Я вдруг почувствовал в себе необычайный подъём и со всех сил стукнул топором по грабу. Внезапно рукоятка топора странно задрожала и эта дрожь отдалась в руке. Топор стал необычайно лёгким, и я свободно поднял руку. Ещё бы, ведь рукоятка отломилась у самого что ни на есть основания, а топор, покатившись вниз в расщелину, стукнулся о камень и высек искры.

– Ты что? – взволнованно крикнул отец, – топор сломал?

– Я-то здесь при чём? Сам сказал – работай, вот он и сломался.

– Ох ты, горе моё! До каких же пор ты будешь таким бездарным?! Невежда, надо же остриём ударять, а ты долбанул тыльной стороной, вот и получилось! А ну-ка, живо вниз, найди его!

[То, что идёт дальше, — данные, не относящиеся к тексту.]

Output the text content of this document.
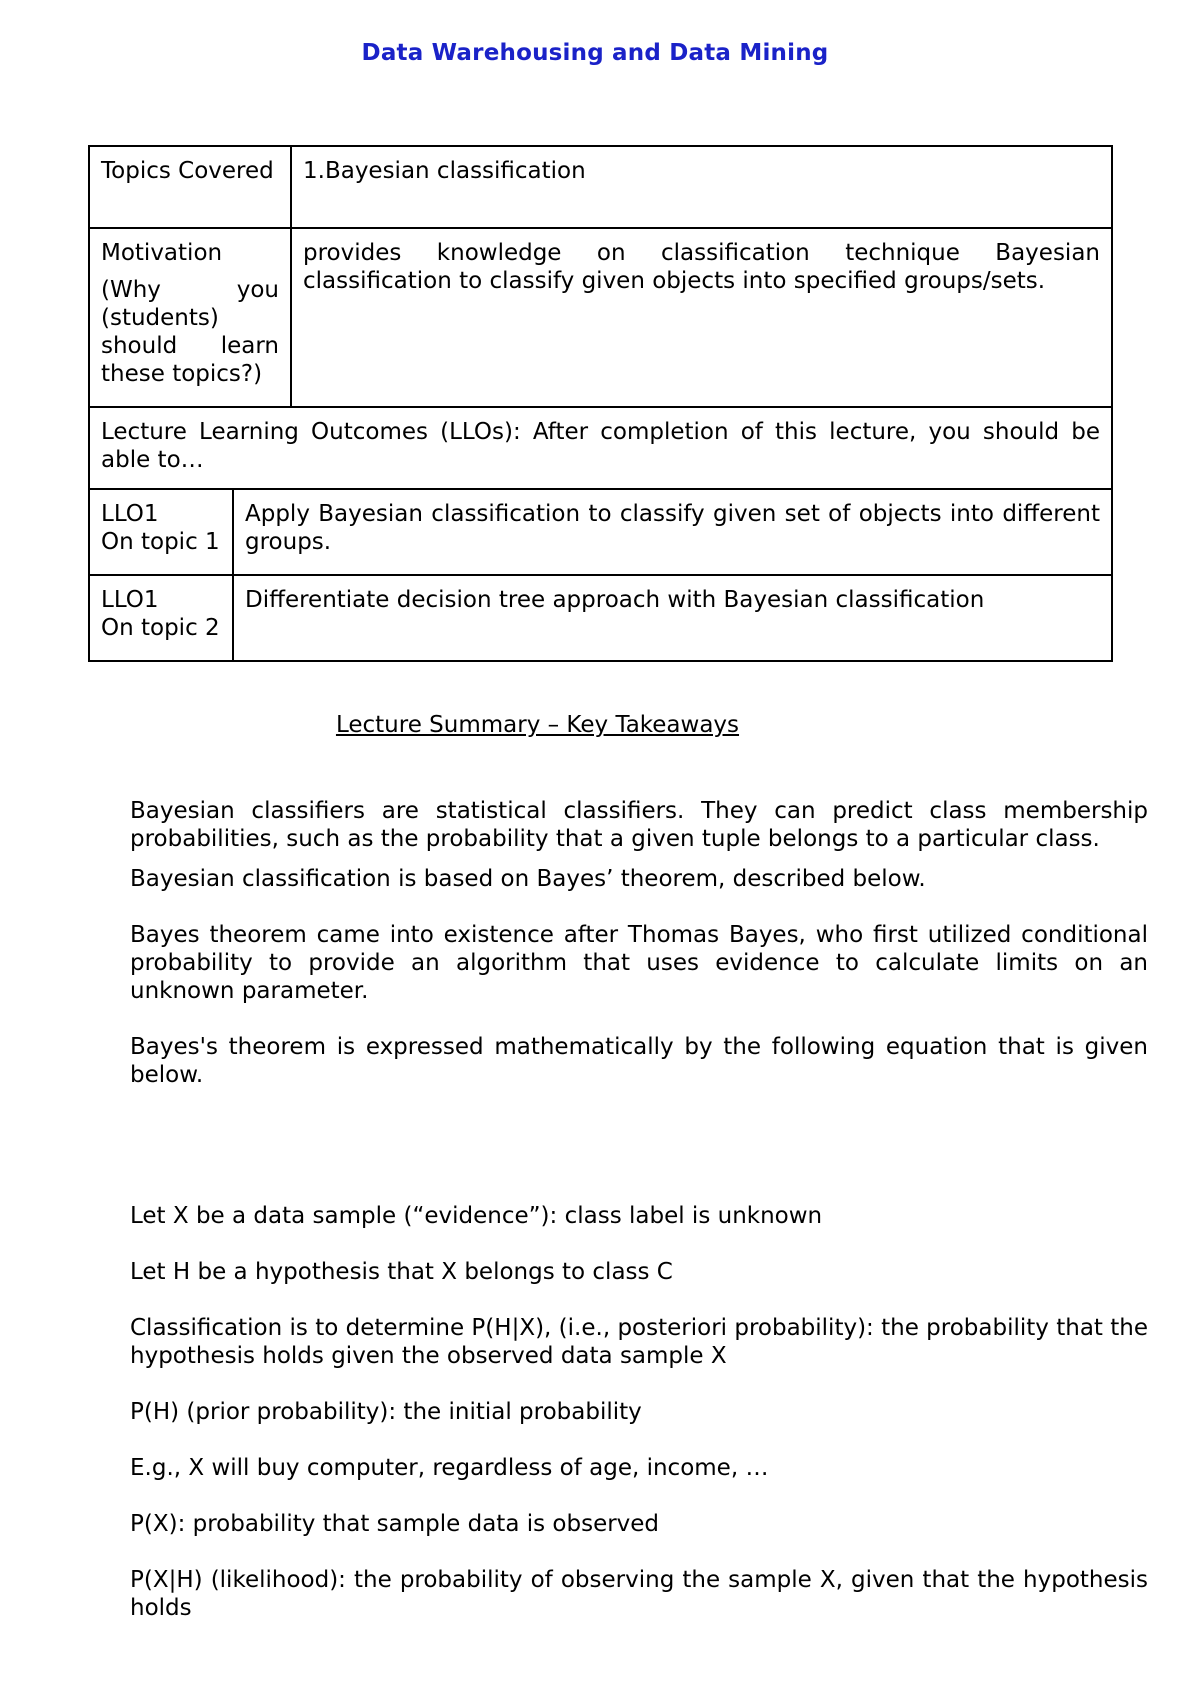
Data Warehousing and Data Mining
Topics Covered		1.Bayesian classification

Motivation
(Why you (students) should learn these topics?)		provides knowledge on classification technique Bayesian classification to classify given objects into specified groups/sets.
Lecture Learning Outcomes (LLOs): After completion of this lecture, you should be able to…		

LLO1
On topic 1	Apply Bayesian classification to classify given set of objects into different groups.	

LLO1
On topic 2	Differentiate decision tree approach with Bayesian classification	
Lecture Summary – Key Takeaways

Bayesian classifiers are statistical classifiers. They can predict class membership probabilities, such as the probability that a given tuple belongs to a particular class.

Bayesian classification is based on Bayes’ theorem, described below.

Bayes theorem came into existence after Thomas Bayes, who first utilized conditional probability to provide an algorithm that uses evidence to calculate limits on an unknown parameter.

Bayes's theorem is expressed mathematically by the following equation that is given below.

Let X be a data sample (“evidence”): class label is unknown

Let H be a hypothesis that X belongs to class C

Classification is to determine P(H|X), (i.e., posteriori probability): the probability that the hypothesis holds given the observed data sample X

P(H) (prior probability): the initial probability

E.g., X will buy computer, regardless of age, income, …

P(X): probability that sample data is observed

P(X|H) (likelihood): the probability of observing the sample X, given that the hypothesis holds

Я побежал вдоль расщелины и с трудом нашёл топор в камнях. Не скажу, чтоб от вида его отец почувствовал облегчение. Вздохнув, он махнул рукой.

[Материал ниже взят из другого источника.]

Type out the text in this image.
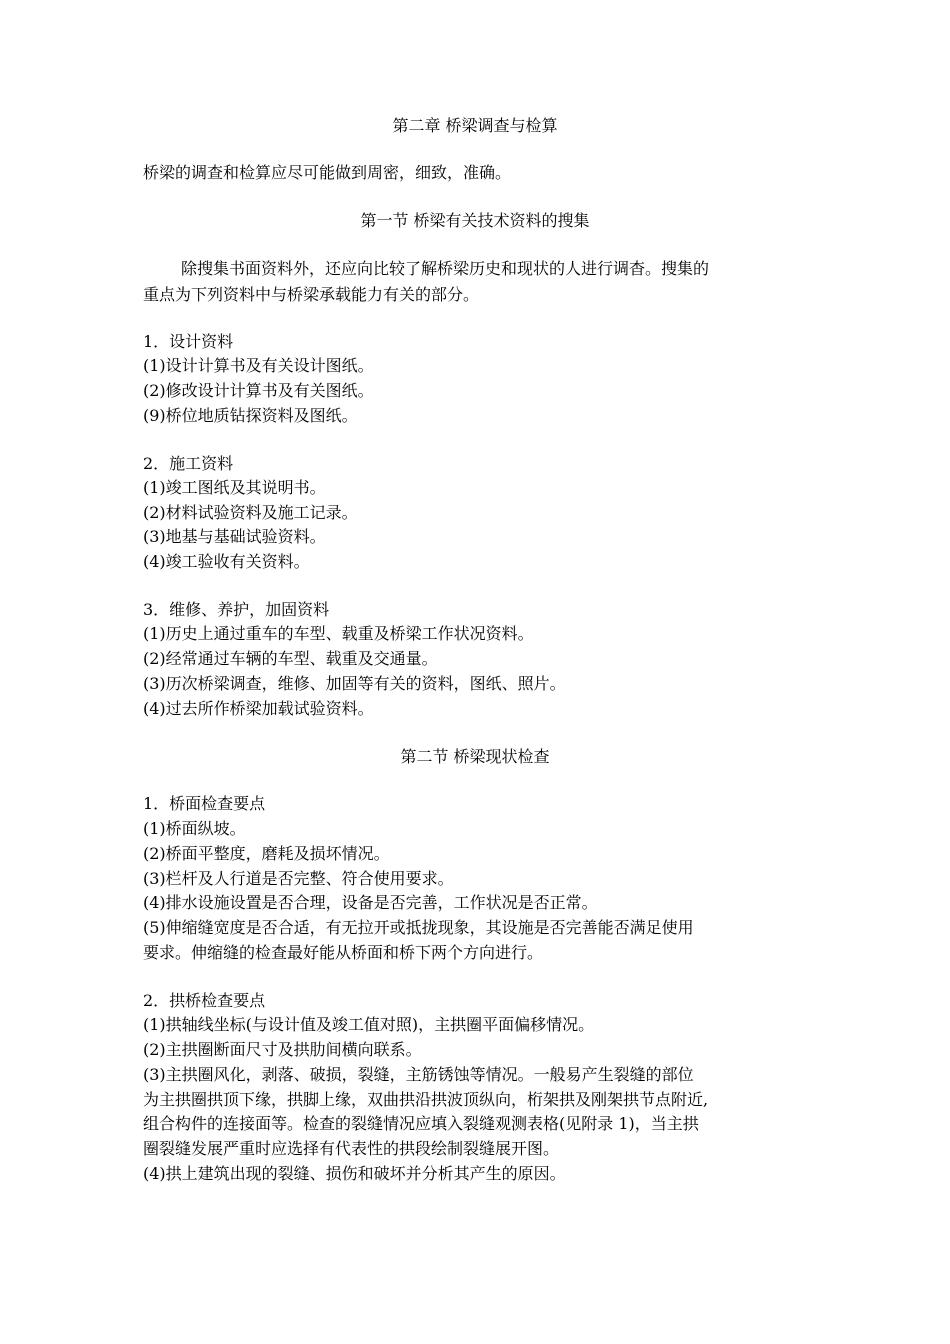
第二章 桥梁调查与检算
桥梁的调查和检算应尽可能做到周密，细致，准确。
第一节 桥梁有关技术资料的搜集
除搜集书面资料外，还应向比较了解桥梁历史和现状的人进行调杳。搜集的
重点为下列资料中与桥梁承载能力有关的部分。
1．设计资料
(1)设计计算书及有关设计图纸。
(2)修改设计计算书及有关图纸。
(9)桥位地质钻探资料及图纸。
2．施工资料
(1)竣工图纸及其说明书。
(2)材料试验资料及施工记录。
(3)地基与基础试验资料。
(4)竣工验收有关资料。
3．维修、养护，加固资料
(1)历史上通过重车的车型、载重及桥梁工作状况资料。
(2)经常通过车辆的车型、载重及交通量。
(3)历次桥梁调查，维修、加固等有关的资料，图纸、照片。
(4)过去所作桥梁加载试验资料。
第二节 桥梁现状检查
1．桥面检查要点
(1)桥面纵坡。
(2)桥面平整度，磨耗及损坏情况。
(3)栏杆及人行道是否完整、符合使用要求。
(4)排水设施设置是否合理，设备是否完善，工作状况是否正常。
(5)伸缩缝宽度是否合适，有无拉开或抵拢现象，其设施是否完善能否满足使用
要求。伸缩缝的检查最好能从桥面和桥下两个方向进行。
2．拱桥检查要点
(1)拱轴线坐标(与设计值及竣工值对照)，主拱圈平面偏移情况。
(2)主拱圈断面尺寸及拱肋间横向联系。
(3)主拱圈风化，剥落、破损，裂缝，主筋锈蚀等情况。一般易产生裂缝的部位
为主拱圈拱顶下缘，拱脚上缘，双曲拱沿拱波顶纵向，桁架拱及刚架拱节点附近,
组合构件的连接面等。检查的裂缝情况应填入裂缝观测表格(见附录 1)，当主拱
圈裂缝发展严重时应选择有代表性的拱段绘制裂缝展开图。
(4)拱上建筑出现的裂缝、损伤和破坏并分析其产生的原因。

– Эх, овчинка выделки не стоит, он уже не годится. Пошёл вон отсюда, бездельник!

Я опустил голову и, изобразив на своём лице виноватое выражение, прислонился плечом к дереву. Отец, разозлившись, повысил голос:

– Мне здесь не нужен свидетель. Пошёл отсюда к чёртовой матери, забери этот обломок и отправляйся домой, хоть воды матери натаскаешь!

– Можно взять свою долю сыра и мчади? – несмело спросил я и скользнул алчным взглядом по сумке.

– Нахал! Ещё и корми его тут, дармоеда! Убирайся отсюда!

Вы видели собаку с поджатым хвостом? Вот так и я пошёл по тропинке.

Рога в шерстяных носках и рассвирепевшая курица

Дровосека из меня не получилось, и отец взял меня в горы вспахать пашню. Перезимовавшая земля была сухой и тёплой.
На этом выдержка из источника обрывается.